Pearson will likely be looking for that spot considering his days as a starter may be limited moving forward but he will see some stiff competition from other internal options such as Bowden Francis, Mitch White, and Zach Pop, with all three players having MLB experience. The club could choose to stretch out Francis or White for additional starting depth but a strong argument could be made for either pitcher to become a long man in the relief corps.
If they were to have a strong spring, other internal options for bullpen spots are led by Yosver Zulueta and Hayden Juenger, both of whom are slated to begin the year in Triple-A Buffalo. Lots of dominos would have to fall into place for either to crack the Opening Day roster but there is a strong chance both will see some time in the big leagues at some point next year.

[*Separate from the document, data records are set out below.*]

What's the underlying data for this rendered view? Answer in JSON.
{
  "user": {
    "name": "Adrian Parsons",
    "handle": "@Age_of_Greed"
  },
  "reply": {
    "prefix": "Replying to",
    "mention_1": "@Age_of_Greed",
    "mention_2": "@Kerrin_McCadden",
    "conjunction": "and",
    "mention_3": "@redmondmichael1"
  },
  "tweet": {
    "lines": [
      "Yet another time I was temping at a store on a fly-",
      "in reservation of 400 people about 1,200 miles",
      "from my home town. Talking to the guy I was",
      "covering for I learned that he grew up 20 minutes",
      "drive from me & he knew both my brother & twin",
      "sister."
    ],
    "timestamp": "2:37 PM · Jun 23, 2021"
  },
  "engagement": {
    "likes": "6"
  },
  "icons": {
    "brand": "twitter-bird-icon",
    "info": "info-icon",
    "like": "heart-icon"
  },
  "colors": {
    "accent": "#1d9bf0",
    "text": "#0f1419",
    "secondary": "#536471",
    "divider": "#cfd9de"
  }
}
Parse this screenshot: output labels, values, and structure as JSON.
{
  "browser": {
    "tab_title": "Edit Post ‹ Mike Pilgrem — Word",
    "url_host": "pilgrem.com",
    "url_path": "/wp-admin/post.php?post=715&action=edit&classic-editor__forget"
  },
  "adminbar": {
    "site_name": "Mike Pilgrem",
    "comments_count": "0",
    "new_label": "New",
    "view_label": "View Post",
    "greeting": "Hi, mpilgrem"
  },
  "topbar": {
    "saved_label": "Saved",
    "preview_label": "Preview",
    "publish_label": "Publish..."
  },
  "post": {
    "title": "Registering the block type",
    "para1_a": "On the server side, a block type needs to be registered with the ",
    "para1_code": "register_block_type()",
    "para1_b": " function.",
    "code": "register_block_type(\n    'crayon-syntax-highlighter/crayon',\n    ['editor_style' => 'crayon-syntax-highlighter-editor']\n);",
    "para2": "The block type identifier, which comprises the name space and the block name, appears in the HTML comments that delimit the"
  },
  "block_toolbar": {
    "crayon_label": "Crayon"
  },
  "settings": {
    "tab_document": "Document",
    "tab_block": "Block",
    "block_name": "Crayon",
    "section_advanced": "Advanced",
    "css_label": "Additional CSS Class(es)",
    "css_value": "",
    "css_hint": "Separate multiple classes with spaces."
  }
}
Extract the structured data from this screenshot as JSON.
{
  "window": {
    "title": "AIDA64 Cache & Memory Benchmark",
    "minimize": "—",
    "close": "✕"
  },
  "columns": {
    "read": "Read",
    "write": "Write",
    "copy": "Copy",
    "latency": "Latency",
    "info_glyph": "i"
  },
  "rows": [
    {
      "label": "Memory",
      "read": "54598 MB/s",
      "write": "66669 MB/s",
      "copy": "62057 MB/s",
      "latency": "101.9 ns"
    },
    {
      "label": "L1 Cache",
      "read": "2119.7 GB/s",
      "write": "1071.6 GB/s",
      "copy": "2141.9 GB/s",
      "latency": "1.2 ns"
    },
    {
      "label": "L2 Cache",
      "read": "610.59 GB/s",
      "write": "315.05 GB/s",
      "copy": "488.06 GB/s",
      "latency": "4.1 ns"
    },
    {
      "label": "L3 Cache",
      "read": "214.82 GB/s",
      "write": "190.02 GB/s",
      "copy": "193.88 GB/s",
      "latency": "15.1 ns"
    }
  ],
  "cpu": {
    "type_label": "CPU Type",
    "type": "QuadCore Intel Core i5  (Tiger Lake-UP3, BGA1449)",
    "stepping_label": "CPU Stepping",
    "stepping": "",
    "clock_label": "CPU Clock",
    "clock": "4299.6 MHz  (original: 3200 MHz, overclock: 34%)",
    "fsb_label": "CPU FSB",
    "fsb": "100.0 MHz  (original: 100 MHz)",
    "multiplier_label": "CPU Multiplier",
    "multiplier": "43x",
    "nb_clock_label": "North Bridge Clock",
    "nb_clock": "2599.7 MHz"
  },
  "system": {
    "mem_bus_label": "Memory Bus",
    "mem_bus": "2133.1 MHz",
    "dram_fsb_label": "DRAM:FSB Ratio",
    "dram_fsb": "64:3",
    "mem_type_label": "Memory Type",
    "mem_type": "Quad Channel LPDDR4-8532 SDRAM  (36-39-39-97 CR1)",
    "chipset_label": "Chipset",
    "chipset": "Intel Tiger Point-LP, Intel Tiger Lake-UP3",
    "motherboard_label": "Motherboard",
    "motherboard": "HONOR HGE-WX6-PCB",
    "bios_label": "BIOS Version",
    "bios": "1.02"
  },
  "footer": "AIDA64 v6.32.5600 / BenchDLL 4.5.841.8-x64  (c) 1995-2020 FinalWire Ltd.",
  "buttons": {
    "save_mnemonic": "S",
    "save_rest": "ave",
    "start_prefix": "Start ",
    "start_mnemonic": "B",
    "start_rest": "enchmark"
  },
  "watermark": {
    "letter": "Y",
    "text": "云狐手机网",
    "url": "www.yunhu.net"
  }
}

Free agency options for the bullpen

It will be interesting to see the Blue Jays’ game plan heading into the offseason, with some key players heading to free agency while some significant contracts are coming off the books in Matt Chapman, Hyun Jin Ryu, Kevin Kiermaier, and Brandon Belt. There is always a chance that one or more of these players return to the club next year but Mark Shapiro did not believe ownership would limit the front office this winter in signing or trading for players from a financial standpoint, similar to how this past offseason unravelled with the club exceeding the CBT for the first time in franchise history.
Bringing back Jackson or Hicks wouldn’t be a bad option considering how well both pitchers did this season but other notable names available this winter include Josh Hader, Will Smith, Craig Kimbrel, David Robertson, and Matt Moore (amongst other middle relief pitcher types). A few relievers have either player or club options in Matt Barnes, Nick Martinez, and Daniel Hudson that could add to the mix but nobody that would really shift the market too much compared to the likes of Hader and Kimbrel. Some non-tendered players could add some firepower to the group as well but that won’t be known for a few weeks time.
With an established group already coming back, the front office may choose to stand pat in the bullpen area and could try to utilize internal options such as Francis, Zulueta, or Juenger but adding another veteran arm like Robertson or Michael Fulmer could provide some additional depth that would bode well for the 2024 season. Wait and see.